In my parents' youth ( the 1930s and 1940s) it was thought that girls who had sex before marriage were tarts. Nice girls didn't.
There was also the very real desire amongst many women to find a husband, and the rather hypocritcal belief that if you weren't a virgin you were 2nd rate marriage material.
My father also used to say that if men could get sex without marriage, why would they bother to marry the girl anyway. In his eyes, and many men now his gae ( 80s), marriage was the price men paid for regular sex.
This was largely to do with the church's teaching, but also the lack of 100% effective contraception, and the inability of women to be financially indepedendent, especially if they became pregnant.
The welfare state did not exist as it does now- and even in 2011 many single women would find it hard to supprt a family without state support.
Before I got married, I lived with my DH for 3 months before the wedding and my parents were very embarrassed about this. Even in the 1980s it was referred to as "living in sin".

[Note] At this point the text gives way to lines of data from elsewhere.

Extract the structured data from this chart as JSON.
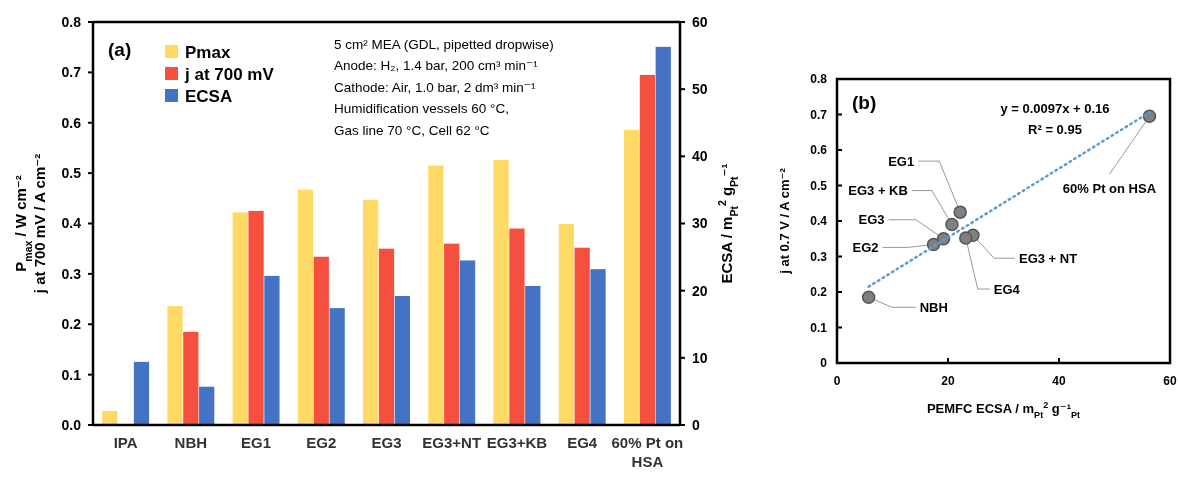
{
  "chart_data": [
    {
      "type": "bar",
      "title": "(a)",
      "ylabel": "P$_{max}$ / W cm⁻²\nj at 700 mV / A cm⁻²",
      "y2label": "ECSA / m$_{Pt}$$^{2}$ g$_{Pt}$⁻¹",
      "categories": [
        "IPA",
        "NBH",
        "EG1",
        "EG2",
        "EG3",
        "EG3+NT",
        "EG3+KB",
        "EG4",
        "60% Pt on HSA"
      ],
      "series": [
        {
          "name": "Pmax",
          "color": "#ffd966",
          "values": [
            0.028,
            0.236,
            0.422,
            0.467,
            0.447,
            0.515,
            0.526,
            0.399,
            0.586
          ]
        },
        {
          "name": "j at 700 mV",
          "color": "#f5503f",
          "values": [
            null,
            0.185,
            0.425,
            0.334,
            0.35,
            0.36,
            0.39,
            0.352,
            0.695
          ]
        },
        {
          "name": "ECSA",
          "color": "#4472c4",
          "axis": "y2",
          "values": [
            9.4,
            5.7,
            22.2,
            17.4,
            19.2,
            24.5,
            20.7,
            23.2,
            56.3
          ]
        }
      ],
      "ylim": [
        0,
        0.8
      ],
      "yticks": [
        {
          "value": 0,
          "label": "0.0"
        },
        0.1,
        0.2,
        0.3,
        0.4,
        0.5,
        0.6,
        0.7,
        0.8
      ],
      "y2lim": [
        0,
        60
      ],
      "y2ticks": [
        0,
        10,
        20,
        30,
        40,
        50,
        60
      ],
      "legend": "top left",
      "grid": false,
      "annotations": [
        "5 cm² MEA (GDL, pipetted dropwise)",
        "Anode: H₂, 1.4 bar, 200 cm³ min⁻¹",
        "Cathode: Air, 1.0 bar, 2 dm³ min⁻¹",
        "Humidification vessels 60 °C,",
        "Gas line 70 °C, Cell 62 °C"
      ]
    },
    {
      "type": "scatter",
      "title": "(b)",
      "xlabel": "PEMFC ECSA / m$_{Pt}$$^{2}$ g⁻¹$_{Pt}$",
      "ylabel": "j at 0.7 V / A cm⁻²",
      "series": [
        {
          "color": "#808080",
          "x": [
            5.7,
            22.2,
            17.4,
            19.2,
            24.5,
            20.7,
            23.2,
            56.3
          ],
          "values": [
            0.185,
            0.425,
            0.334,
            0.35,
            0.36,
            0.39,
            0.352,
            0.695
          ]
        },
        {
          "type": "line",
          "color": "#5b9bd5",
          "marker": "none",
          "line_style": "dotted",
          "x": [
            5.7,
            56.3
          ],
          "values": [
            0.215,
            0.706
          ]
        }
      ],
      "xlim": [
        0,
        60
      ],
      "xticks": [
        0,
        20,
        40,
        60
      ],
      "ylim": [
        0,
        0.8
      ],
      "yticks": [
        0,
        0.1,
        0.2,
        0.3,
        0.4,
        0.5,
        0.6,
        0.7,
        0.8
      ],
      "marker": "circle",
      "grid": false,
      "annotations": [
        "y = 0.0097x + 0.16",
        "R² = 0.95",
        {
          "text": "NBH",
          "x": 5.7,
          "y": 0.185
        },
        {
          "text": "EG1",
          "x": 22.2,
          "y": 0.425
        },
        {
          "text": "EG2",
          "x": 17.4,
          "y": 0.334
        },
        {
          "text": "EG3",
          "x": 19.2,
          "y": 0.35
        },
        {
          "text": "EG3 + NT",
          "x": 24.5,
          "y": 0.36
        },
        {
          "text": "EG3 + KB",
          "x": 20.7,
          "y": 0.39
        },
        {
          "text": "EG4",
          "x": 23.2,
          "y": 0.352
        },
        {
          "text": "60% Pt on HSA",
          "x": 56.3,
          "y": 0.695
        }
      ]
    }
  ]
}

It's a very complex issue but basically, but in the past the feeling was that lower class women had sex with men outside marriage as ameans to try to trap them whereas middle class women saved themselves and were taught to value their virginity.
The reasons are a mixture of religion, but also the practical. Even now, you get a much better deal financally if you are marrried then divorce, as opposed to living with a man- especially if he is the major bread winner.